What about the younger workers and apprentices?

Those aged 16-17 who have reached school leaving age and apprentices also received a higher increase of 6% to the new £8 per worked hour rate as a statutory minimum.

Is there a risk to Salary Sacrifice based benefits

It is potentially criminal for an employer to pay their workers under their age related National Minimum Wage rate for all work hours.

Salary Sacrifice arrangements, no matter the tax and NI relief status, contractually reduce earnings for NMW purposes and can result in, what could be stated, criminal breach of minimum pay regulations.

For pay reference periods commencing on or after 1st April 2026, employers may need to instigate a contract review with their employees to access whether contractual terms of the salary sacrifice needs to change.

Why isn’t minimum wage simple?
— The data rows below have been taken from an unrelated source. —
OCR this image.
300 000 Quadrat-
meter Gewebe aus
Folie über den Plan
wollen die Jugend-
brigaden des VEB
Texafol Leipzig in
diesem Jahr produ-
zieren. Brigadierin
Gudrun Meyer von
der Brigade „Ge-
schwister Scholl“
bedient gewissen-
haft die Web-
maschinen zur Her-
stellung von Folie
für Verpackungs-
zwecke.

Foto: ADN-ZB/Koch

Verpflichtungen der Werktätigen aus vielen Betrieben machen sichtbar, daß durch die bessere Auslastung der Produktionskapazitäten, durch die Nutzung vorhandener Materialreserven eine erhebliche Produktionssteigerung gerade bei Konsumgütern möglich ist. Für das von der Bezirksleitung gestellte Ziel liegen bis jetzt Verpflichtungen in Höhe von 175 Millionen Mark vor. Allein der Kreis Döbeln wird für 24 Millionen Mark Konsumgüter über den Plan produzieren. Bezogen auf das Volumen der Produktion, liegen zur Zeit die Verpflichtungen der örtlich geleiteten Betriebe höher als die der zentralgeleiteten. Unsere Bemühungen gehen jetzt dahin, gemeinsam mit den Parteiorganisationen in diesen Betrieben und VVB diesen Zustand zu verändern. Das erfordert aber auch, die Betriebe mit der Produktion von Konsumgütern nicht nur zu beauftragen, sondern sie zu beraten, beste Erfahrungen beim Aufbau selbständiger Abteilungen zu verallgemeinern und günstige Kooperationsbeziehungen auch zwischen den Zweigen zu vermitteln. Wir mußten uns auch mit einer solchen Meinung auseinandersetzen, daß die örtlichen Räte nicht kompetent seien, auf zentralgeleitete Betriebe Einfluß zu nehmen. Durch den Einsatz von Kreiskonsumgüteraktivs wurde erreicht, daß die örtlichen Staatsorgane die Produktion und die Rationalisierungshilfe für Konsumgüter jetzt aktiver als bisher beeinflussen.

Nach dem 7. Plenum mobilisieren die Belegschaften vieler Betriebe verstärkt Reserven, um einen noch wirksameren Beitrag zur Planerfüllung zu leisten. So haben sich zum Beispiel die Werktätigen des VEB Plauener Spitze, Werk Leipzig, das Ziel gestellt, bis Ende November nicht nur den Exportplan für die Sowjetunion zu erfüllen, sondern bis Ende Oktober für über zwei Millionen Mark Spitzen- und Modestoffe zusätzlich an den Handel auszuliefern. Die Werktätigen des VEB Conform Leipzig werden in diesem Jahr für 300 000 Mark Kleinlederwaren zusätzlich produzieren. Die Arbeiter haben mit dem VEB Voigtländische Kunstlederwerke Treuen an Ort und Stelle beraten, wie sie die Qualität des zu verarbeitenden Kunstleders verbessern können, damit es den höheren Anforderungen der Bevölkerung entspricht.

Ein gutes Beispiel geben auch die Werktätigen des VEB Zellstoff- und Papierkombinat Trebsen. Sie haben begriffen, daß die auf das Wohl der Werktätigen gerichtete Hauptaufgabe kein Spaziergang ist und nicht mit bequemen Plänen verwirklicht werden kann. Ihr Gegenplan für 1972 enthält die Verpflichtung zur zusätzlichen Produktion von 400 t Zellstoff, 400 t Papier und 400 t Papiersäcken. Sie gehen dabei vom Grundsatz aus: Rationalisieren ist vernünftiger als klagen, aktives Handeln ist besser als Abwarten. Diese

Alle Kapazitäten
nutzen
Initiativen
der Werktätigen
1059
After all it’s just an hourly pay rate!

National Minimum Wage regulations is particularly complex. there are different rules for different types of workers, and even the assumed status type may prove difficult to confirm with some contract term and workplace behaviours.

These types can differ between: annualised hours, time workers who are measured, those unmeasured and piece rate workers. The rules are complex.

Then there are many workplace employment practices that may prove to be incompatible. Historically Time and Attendance practices such as 15 minute round downs and deductions for the benefit of the employer may confirm to many employers that minimum pay is not the hourly pay rate, but relates to an averaged payment received over all worked time.

And then there is confusion on what pay counts, and although there may at times be some alignment with taxable income, it isn’t the case except by coincidence. Some taxable and NIable payments simply are not earnings for NMW purposes.

Naming and shaming frequency increase!

It is being indicated that the government intends to increase the policing of minimum pay with more action activity and more frequent naming and shaming rounds. So far during 2025 around 1,000 employers have been caught and fined for breaching minimum pay regulations, having been found to owe their employees additional minimum earnings.

Fair Work Agency (FWA)

With the progress and introduction of the Fair Work Agency headed by Matthew Taylor, enforcement of basic employment rights to minimum pay, paid holiday and rights to sickness are being pursued.

New powers are being excellerated to progress broader enforcement of employers to ensure that these employment rates are being adhered to.